Microsoft Build 2017: The new Microsoft tools are designed to make corporate database software, used to power everything from internal systems and records to public-facing websites, more smoothly integrate into the company’s Azure platform.
Microsoft is rolling out new tools to entice businesses to store their data in the cloud, a bid to keep its units that sell on-demand processing power and data storage growing.
At its Build developer conference in Seattle on Wednesday, Microsoft launched a range of tools designed to make corporate database software, used to power everything from internal systems and records to public-facing websites, more smoothly integrate into the company’s Azure platform.
Scott Guthrie, executive vice president of Microsoft’s Cloud and Enterprise Group and a longtime developer, introduced a database migration service, designed to smoothly convert data stored on companies’ own servers to Azure.
He also unveiled Azure Cosmos DB, a cloud-based database tool that Microsoft says can sort and organize business data around the world quickly.

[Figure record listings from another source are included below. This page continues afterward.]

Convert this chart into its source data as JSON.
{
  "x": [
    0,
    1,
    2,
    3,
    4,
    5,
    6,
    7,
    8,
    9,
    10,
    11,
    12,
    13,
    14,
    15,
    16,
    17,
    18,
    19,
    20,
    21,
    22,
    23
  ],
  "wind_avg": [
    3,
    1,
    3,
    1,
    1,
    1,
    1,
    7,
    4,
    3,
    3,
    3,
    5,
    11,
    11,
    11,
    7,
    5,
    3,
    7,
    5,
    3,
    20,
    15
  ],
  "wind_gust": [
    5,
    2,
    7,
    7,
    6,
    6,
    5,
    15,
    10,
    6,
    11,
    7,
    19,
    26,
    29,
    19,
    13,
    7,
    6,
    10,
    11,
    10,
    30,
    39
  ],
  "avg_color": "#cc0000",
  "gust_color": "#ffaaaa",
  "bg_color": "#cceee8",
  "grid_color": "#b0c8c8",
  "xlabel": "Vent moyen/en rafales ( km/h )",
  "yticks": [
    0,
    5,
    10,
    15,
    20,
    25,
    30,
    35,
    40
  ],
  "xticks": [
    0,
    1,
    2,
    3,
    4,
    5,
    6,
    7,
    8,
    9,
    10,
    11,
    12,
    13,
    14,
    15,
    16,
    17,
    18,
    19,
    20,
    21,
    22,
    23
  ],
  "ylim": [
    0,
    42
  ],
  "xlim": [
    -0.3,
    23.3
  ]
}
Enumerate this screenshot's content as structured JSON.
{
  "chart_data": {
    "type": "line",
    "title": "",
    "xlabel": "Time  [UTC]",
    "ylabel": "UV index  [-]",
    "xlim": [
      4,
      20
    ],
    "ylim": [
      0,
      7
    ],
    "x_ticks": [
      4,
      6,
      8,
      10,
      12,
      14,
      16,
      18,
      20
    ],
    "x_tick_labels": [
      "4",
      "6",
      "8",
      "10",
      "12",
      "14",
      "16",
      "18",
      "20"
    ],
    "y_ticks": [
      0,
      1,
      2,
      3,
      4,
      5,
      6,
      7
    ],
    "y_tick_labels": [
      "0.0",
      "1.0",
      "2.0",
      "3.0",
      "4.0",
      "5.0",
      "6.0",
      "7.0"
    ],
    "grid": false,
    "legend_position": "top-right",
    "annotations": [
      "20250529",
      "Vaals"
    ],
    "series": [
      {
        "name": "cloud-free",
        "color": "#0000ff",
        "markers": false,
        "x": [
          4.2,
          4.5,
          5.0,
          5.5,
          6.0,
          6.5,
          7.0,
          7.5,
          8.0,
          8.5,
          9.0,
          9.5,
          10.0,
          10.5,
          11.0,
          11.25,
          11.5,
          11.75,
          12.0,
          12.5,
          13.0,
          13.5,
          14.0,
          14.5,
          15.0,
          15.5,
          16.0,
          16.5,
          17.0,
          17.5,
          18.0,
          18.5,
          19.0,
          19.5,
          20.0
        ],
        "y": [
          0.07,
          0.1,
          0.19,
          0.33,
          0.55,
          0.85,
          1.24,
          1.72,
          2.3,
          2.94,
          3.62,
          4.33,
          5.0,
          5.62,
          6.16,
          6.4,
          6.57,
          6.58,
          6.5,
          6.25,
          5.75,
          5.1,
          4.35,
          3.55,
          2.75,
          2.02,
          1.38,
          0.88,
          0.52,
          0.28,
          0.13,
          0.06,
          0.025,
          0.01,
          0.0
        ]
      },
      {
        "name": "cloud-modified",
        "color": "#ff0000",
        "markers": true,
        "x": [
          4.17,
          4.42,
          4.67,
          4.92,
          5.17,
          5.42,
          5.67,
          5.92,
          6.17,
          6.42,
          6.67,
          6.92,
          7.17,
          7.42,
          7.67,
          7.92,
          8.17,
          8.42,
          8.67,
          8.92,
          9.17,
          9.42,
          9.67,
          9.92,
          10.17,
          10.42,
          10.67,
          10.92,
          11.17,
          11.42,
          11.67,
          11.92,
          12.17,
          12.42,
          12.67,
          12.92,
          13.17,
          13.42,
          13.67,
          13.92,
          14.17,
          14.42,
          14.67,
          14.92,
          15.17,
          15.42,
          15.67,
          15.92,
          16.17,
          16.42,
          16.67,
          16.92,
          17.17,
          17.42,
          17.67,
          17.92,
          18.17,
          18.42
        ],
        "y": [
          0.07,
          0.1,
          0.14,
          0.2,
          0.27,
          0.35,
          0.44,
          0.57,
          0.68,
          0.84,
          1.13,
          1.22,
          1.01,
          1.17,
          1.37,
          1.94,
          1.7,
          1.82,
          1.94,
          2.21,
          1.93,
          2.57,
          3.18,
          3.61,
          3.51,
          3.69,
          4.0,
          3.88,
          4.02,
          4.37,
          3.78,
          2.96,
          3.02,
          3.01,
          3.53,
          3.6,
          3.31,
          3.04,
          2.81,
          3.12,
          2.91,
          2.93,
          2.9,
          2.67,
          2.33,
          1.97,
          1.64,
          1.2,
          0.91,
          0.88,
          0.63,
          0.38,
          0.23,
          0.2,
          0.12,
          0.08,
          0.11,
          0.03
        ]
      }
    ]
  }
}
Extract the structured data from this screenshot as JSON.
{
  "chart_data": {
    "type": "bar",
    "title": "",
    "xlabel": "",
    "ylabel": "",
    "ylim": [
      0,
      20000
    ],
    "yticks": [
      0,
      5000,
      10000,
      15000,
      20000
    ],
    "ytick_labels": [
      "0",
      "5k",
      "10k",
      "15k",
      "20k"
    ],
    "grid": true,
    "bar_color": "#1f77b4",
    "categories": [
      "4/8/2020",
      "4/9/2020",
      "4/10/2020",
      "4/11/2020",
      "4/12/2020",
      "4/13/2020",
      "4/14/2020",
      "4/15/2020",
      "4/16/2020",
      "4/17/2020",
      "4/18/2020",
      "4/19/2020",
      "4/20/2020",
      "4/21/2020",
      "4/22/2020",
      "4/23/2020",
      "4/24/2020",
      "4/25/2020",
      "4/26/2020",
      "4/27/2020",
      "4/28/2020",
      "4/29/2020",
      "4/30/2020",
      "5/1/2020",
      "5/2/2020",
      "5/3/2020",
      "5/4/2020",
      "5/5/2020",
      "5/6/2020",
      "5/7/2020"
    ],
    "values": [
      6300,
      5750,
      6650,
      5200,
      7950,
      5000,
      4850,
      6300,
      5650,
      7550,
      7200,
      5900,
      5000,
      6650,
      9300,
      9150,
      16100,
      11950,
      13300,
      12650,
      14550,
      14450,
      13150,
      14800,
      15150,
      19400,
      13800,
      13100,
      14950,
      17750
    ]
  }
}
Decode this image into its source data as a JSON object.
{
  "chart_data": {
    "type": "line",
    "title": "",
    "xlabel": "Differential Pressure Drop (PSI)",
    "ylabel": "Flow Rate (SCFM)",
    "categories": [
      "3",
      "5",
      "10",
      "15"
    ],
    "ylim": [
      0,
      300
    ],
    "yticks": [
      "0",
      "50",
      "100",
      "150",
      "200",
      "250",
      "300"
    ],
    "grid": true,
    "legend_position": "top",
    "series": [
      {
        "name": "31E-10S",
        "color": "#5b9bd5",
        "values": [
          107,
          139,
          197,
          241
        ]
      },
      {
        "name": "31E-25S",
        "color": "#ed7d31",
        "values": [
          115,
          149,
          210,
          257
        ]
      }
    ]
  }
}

The announcements are part of the latest Microsoft salvo aimed at Oracle, one of Microsoft’s rivals in selling business software.
A year ago, Microsoft said it would bring SQL Server, the company’s popular database software, to the Linux operating system, a bid to go after a corner of the market dominated by Oracle and IBM. Previously, SQL Server had been available only on Windows.
Oracle is the largest seller of such database software. The company was slower than Microsoft to embrace cloud-computing, analysts say, but has recently been on a public relations and engineering push to build tools that work well in the cloud.
Cosmos DB, Microsoft says, comes with a pledge for consistency and reliability, a guarantee that a database supported by Microsoft servers in the U.S. will run the same, and in sync, when powered by one of the company’s data centers in Japan, for example.
Jet.com — the e-commerce company and Amazon.com rival owned by Wal-Mart — uses the database to power internet transactions, Guthrie said. The company, which runs its entire web infrastructure on Azure, used the database tool to make 100 trillion queries during the Black Friday shopping rush, he said.
Cloud-computing providers like Microsoft and Amazon often use examples like Black Friday to pitch their services. Sudden changes in the use of company websites can overwhelm the corporate-owned servers that power them, a problem Microsoft says is eased by the company’s superior capacity provided by its global network of data centers.
Cosmos DB is available starting Wednesday. The database migration services are available in preview versions.